Understanding of the deformation which gives rise to geological structures is greatly enhanced by knowledge of the total strains to which their component parts have been subjected. Strains may be measured directly provided that some suitable indicators are present. The Cambrian Slate Belt of Wales contains ideal strain indicators in the form of perfect triaxial ellipsoidal bodies at a limited number of localities. These indicators enable fully quantitative evaluation of the strain involved in the production of slaty cleavage. Variations in three-dimensional deformation also explain aspects of large scale structure, such as changes in fold dihedral angles and the positioning and magnitude of major plunge variations in non-cylindrical folds on all scales. Strains measured from these indicators are compared in detail with strains measured from intensities of preferred orientation of phyllosilicates obtained by x-ray transmission goniometry.
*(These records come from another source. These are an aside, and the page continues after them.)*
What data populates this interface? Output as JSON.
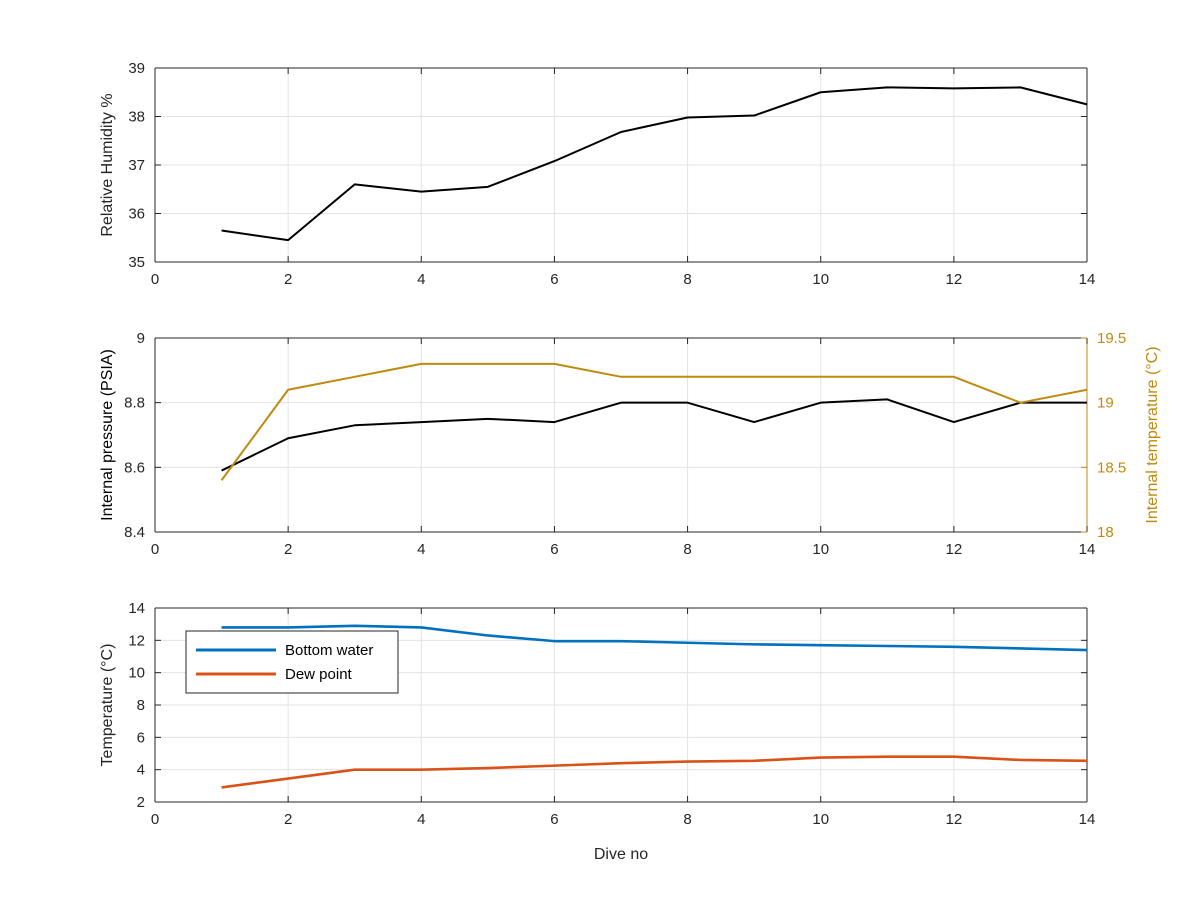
{
  "chart_data": [
    {
      "type": "line",
      "title": "",
      "xlabel": "",
      "ylabel": "Relative Humidity %",
      "xlim": [
        0,
        14
      ],
      "ylim": [
        35,
        39
      ],
      "xticks": [
        "0",
        "2",
        "4",
        "6",
        "8",
        "10",
        "12",
        "14"
      ],
      "yticks": [
        "35",
        "36",
        "37",
        "38",
        "39"
      ],
      "grid": true,
      "x": [
        1,
        2,
        3,
        4,
        5,
        6,
        7,
        8,
        9,
        10,
        11,
        12,
        13,
        14
      ],
      "series": [
        {
          "color": "#000000",
          "values": [
            35.65,
            35.45,
            36.6,
            36.45,
            36.55,
            37.08,
            37.68,
            37.98,
            38.02,
            38.5,
            38.6,
            38.58,
            38.6,
            38.25
          ]
        }
      ]
    },
    {
      "type": "line",
      "title": "",
      "xlabel": "",
      "ylabel": "Internal pressure (PSIA)",
      "y2label": "Internal temperature (°C)",
      "xlim": [
        0,
        14
      ],
      "ylim": [
        8.4,
        9
      ],
      "y2lim": [
        18,
        19.5
      ],
      "xticks": [
        "0",
        "2",
        "4",
        "6",
        "8",
        "10",
        "12",
        "14"
      ],
      "yticks": [
        "8.4",
        "8.6",
        "8.8",
        "9"
      ],
      "y2ticks": [
        "18",
        "18.5",
        "19",
        "19.5"
      ],
      "grid": true,
      "x": [
        1,
        2,
        3,
        4,
        5,
        6,
        7,
        8,
        9,
        10,
        11,
        12,
        13,
        14
      ],
      "series": [
        {
          "axis": "left",
          "color": "#000000",
          "values": [
            8.59,
            8.69,
            8.73,
            8.74,
            8.75,
            8.74,
            8.8,
            8.8,
            8.74,
            8.8,
            8.81,
            8.74,
            8.8,
            8.8
          ]
        },
        {
          "axis": "right",
          "color": "#C08A10",
          "values": [
            18.4,
            19.1,
            19.2,
            19.3,
            19.3,
            19.3,
            19.2,
            19.2,
            19.2,
            19.2,
            19.2,
            19.2,
            19.0,
            19.1
          ]
        }
      ]
    },
    {
      "type": "line",
      "title": "",
      "xlabel": "Dive no",
      "ylabel": "Temperature (°C)",
      "xlim": [
        0,
        14
      ],
      "ylim": [
        2,
        14
      ],
      "xticks": [
        "0",
        "2",
        "4",
        "6",
        "8",
        "10",
        "12",
        "14"
      ],
      "yticks": [
        "2",
        "4",
        "6",
        "8",
        "10",
        "12",
        "14"
      ],
      "grid": true,
      "legend_position": "top-left",
      "x": [
        1,
        2,
        3,
        4,
        5,
        6,
        7,
        8,
        9,
        10,
        11,
        12,
        13,
        14
      ],
      "series": [
        {
          "name": "Bottom water",
          "color": "#0072BD",
          "values": [
            12.8,
            12.8,
            12.9,
            12.8,
            12.3,
            11.95,
            11.95,
            11.85,
            11.75,
            11.7,
            11.65,
            11.6,
            11.5,
            11.4
          ]
        },
        {
          "name": "Dew point",
          "color": "#D95319",
          "values": [
            2.9,
            3.45,
            4.0,
            4.0,
            4.1,
            4.25,
            4.4,
            4.5,
            4.55,
            4.75,
            4.8,
            4.8,
            4.6,
            4.55
          ]
        }
      ]
    }
  ]
}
The results obtained by both methods cover an appreciable range of principal strains. They are consistent in their close relationship to each other and also to the local and regional geological structure. The natural strains, $$l_{n}(l + \varepsilon _{i})$$, obtained by x-ray goniometry ($$^{p}N_{i}$$) are usually a little lower than the natural strains obtained from the ellipsoidal indicators ($$^{s}N_{i}$$). Their comparison reveals a correlation coefficient ($$r^{2}$$) of 0.992 and establishes the following relationship between the results of the two methods: $$^{p}N_{i} = -0.002 \pm 0.011 + (0.92 \pm 0.02)^{s}N_{i}$$ From the established relationships, strains are measured from preferred orientation and appropriately corrected for a cross section of the regional structure in an area where no ellipsoidal indicators are available.